As the city faces the prospect of how to finance the replacement of the THS roof, officials also heard from finance director Sue Wilson and City Administrator Jodi Baltz as they showed the city’s debt service schedules, which “spike” dramatically from $3.5 million in 2012 to $4 million in 2013; and again in 2018 to $4.7 million.

Wilson said that second-half sales tax lawsuit settlement funds from the county will partially cover next year’s increase of $500,000, but no lawsuit funds would be available to cover the 2018 spike.

Mayor Lane Curlee said that despite the recent growth in sales tax revenues, there would not be enough to cover the increases in debt service payments, to which Alderman Jimmy Blanks stressed the continuing importance of shopping locally.

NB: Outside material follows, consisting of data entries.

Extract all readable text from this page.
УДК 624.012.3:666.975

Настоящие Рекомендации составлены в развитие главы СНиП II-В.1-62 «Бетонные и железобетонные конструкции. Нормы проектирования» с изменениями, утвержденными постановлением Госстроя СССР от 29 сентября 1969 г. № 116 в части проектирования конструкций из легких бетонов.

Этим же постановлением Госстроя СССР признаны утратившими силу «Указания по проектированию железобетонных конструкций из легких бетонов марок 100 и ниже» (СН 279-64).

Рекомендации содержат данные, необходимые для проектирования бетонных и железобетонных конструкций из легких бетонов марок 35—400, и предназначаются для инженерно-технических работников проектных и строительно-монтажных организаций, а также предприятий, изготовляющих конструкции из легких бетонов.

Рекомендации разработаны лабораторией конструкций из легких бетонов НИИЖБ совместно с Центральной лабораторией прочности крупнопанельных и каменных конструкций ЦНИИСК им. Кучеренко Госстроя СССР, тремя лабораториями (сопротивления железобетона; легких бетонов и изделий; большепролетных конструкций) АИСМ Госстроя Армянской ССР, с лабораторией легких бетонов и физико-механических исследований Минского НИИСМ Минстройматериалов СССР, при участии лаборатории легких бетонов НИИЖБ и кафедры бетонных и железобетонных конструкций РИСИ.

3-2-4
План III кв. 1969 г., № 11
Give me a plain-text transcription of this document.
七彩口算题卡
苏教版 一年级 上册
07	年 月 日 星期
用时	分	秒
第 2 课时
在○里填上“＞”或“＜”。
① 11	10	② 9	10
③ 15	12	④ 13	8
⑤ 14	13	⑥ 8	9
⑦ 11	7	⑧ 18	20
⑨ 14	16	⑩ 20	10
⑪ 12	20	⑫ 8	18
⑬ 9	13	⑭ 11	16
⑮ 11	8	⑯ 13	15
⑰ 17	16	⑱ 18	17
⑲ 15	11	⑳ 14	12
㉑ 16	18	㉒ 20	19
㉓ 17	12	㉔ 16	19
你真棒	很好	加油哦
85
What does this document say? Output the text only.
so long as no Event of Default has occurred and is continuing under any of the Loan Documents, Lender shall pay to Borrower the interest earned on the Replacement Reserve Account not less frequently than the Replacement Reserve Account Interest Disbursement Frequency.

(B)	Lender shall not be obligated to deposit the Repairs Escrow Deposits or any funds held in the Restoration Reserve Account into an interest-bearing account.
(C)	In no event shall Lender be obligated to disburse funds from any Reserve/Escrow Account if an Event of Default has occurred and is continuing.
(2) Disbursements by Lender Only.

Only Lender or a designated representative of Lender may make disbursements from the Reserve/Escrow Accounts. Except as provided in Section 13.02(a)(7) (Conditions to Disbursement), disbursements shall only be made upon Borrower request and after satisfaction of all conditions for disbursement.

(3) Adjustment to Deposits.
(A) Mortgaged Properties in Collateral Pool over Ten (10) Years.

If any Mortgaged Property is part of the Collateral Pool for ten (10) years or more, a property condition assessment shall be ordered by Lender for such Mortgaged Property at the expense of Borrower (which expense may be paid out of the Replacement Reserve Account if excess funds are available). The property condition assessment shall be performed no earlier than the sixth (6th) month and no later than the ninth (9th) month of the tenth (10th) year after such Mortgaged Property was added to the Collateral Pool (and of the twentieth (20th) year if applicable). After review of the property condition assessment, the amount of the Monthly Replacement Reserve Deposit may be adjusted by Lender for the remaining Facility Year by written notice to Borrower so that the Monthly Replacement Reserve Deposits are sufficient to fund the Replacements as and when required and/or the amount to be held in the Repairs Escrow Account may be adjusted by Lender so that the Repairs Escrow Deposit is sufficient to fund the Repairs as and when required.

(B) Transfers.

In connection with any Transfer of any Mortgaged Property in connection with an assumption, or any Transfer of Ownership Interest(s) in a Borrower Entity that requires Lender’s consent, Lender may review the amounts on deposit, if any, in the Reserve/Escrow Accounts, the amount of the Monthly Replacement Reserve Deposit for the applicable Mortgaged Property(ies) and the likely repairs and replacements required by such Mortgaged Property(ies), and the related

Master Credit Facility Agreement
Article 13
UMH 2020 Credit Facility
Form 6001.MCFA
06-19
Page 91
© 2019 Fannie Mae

“If you have to drive to Murfreesboro to get it, you don’t need it,” Blanks said.

Baltz and Wilson discussed the possibility of refinancing any callable bonds in order to flatten out the “spikes” in 2013 and 2018 by spreading the payments out into future years, where scheduled payments are substantially lower anyway.

Lawson added that while neighboring high schools may be newer than THS, the schools they replaced are not more than a few years older than the core of THS.

“The core of this high school was built in the ‘50’s,” Lawson said, “and we can’t afford to replace the whole building, so we need to keep it dry.”